Given that we've had months of demonstrations demanding fewer flights, less activity and a reduction of the airport, this is a turn-up for the books. I can't imagine it happening in the UK. As soon as anyone tried to organise it the anti's would turn up the heat and scream them off the streets threatening violence and using intimidating tactics. But this one went without a hitch, though the "gegeners" were assembled, a couple of hundred of them, round the Dom chanting "Eenemeenemiste, wir brauchen eine piste; Eenemeenemeck, die menschen müssen weg!" (Translation: Eenymeenyminey, we want to use a piste (ski slope); Eenymeenyheck, the people must all go!") Got to admit, it's a catchy little slogan, but it was out gunned by the assembled workers, trades unions and corporate investors crowding the neighbouring Römerberg who claim the expansion will bring 100,000 jobs to the region.

The interesting things the facts support this.

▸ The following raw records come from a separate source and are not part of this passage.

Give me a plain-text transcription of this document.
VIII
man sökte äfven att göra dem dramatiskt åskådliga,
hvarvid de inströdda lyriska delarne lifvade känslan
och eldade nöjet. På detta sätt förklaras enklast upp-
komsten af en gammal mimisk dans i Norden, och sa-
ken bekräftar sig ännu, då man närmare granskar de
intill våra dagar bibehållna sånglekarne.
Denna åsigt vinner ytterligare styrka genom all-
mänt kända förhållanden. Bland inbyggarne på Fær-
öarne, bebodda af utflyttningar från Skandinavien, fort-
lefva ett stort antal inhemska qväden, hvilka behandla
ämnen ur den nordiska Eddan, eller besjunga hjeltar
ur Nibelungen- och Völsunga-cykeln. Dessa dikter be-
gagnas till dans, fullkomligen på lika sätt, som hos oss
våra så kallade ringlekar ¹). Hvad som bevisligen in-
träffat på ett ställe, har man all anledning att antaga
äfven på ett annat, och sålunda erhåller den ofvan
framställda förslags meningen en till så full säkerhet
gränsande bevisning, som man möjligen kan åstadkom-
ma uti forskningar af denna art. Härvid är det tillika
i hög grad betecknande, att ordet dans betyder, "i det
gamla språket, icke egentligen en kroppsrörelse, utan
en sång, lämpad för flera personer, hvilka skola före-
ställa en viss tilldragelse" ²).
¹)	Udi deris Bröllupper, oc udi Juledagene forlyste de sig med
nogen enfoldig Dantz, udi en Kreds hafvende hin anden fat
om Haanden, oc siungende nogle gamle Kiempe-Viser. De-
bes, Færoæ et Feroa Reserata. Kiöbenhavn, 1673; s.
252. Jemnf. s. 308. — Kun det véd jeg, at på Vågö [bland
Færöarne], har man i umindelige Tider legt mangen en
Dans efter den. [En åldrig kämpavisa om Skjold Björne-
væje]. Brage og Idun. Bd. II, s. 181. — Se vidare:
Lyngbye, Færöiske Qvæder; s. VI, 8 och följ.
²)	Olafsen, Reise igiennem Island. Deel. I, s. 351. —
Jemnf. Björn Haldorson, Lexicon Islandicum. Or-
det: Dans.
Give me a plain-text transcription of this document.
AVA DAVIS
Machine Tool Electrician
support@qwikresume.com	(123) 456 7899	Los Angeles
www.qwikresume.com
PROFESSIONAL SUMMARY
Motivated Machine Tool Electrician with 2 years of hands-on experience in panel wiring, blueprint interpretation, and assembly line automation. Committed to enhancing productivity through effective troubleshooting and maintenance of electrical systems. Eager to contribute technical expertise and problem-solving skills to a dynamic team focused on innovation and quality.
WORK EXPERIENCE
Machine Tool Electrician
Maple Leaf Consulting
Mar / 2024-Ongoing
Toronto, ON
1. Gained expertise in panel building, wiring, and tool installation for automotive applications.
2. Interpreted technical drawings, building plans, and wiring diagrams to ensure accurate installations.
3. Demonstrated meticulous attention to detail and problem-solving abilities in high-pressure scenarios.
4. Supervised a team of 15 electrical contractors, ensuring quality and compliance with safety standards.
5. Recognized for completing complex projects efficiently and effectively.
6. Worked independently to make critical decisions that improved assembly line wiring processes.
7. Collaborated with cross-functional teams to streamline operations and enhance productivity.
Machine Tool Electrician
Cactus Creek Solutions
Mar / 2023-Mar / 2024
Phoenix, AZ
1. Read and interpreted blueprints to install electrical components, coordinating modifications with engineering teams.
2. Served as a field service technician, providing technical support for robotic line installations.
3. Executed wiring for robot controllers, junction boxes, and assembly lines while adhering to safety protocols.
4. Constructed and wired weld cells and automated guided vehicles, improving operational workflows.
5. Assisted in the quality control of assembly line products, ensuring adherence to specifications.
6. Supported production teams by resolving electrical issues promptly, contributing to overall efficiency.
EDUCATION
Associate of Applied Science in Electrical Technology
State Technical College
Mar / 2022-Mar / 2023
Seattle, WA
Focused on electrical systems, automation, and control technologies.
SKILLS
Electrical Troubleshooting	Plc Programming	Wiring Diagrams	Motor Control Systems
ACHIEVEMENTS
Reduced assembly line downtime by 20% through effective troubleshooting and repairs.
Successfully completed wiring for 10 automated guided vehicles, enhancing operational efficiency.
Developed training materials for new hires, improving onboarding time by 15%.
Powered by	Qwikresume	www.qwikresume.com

The problem is that bad planning decisions over the last thirty or forty years have allowed housing estates and villages to be built all around the periphery of the airport and under its flight paths. Fine as long as it was only a few flights a day, but this is an airport that has thirty second intervals between flights landing or taking off - and these planes are a lot bigger than the ones the planners considered. This is one of the problems of the economics of perpetual "growth" in any sector. It has to impact somewhere. Growth means more people, more people means more traffic, more tarmac, more housing, more jobs, more run-off water, more waste ...

Again, there is a different approach to finding a solution here than to what I am used to. The Airport is buying up properties in the worst affected areas and demolishing them, the Local Authorities are paying for the installation of better sound insulation in houses further away. The "gegeners" can't win this one, but at least something is being done to solve their problems.

I have to say that it was certainly novel to see the CEO of Lufthansa, the CEO of the Airport and of another stakeholder in the Airport, plus all the Union bosses (and one of these is currently striking for higher pay for ground staff at the airport) all addressing the protesters and answering their questions as far as possible. When a reporter challenged the Airport CEO demanding to know who had organised the protest and whether his workers were compelled to be there, he invited one of the workers waving a placard to answer it and walked away. The answer was rather forthright and it certainly didn't give the impression the worker considered himself obliged to be there by his boss. He turned out to be one of the striking ground staff!

This has to be the first time I've seen a demonstration FOR change and expansion and it has to be the first time I've seen such an orderly one.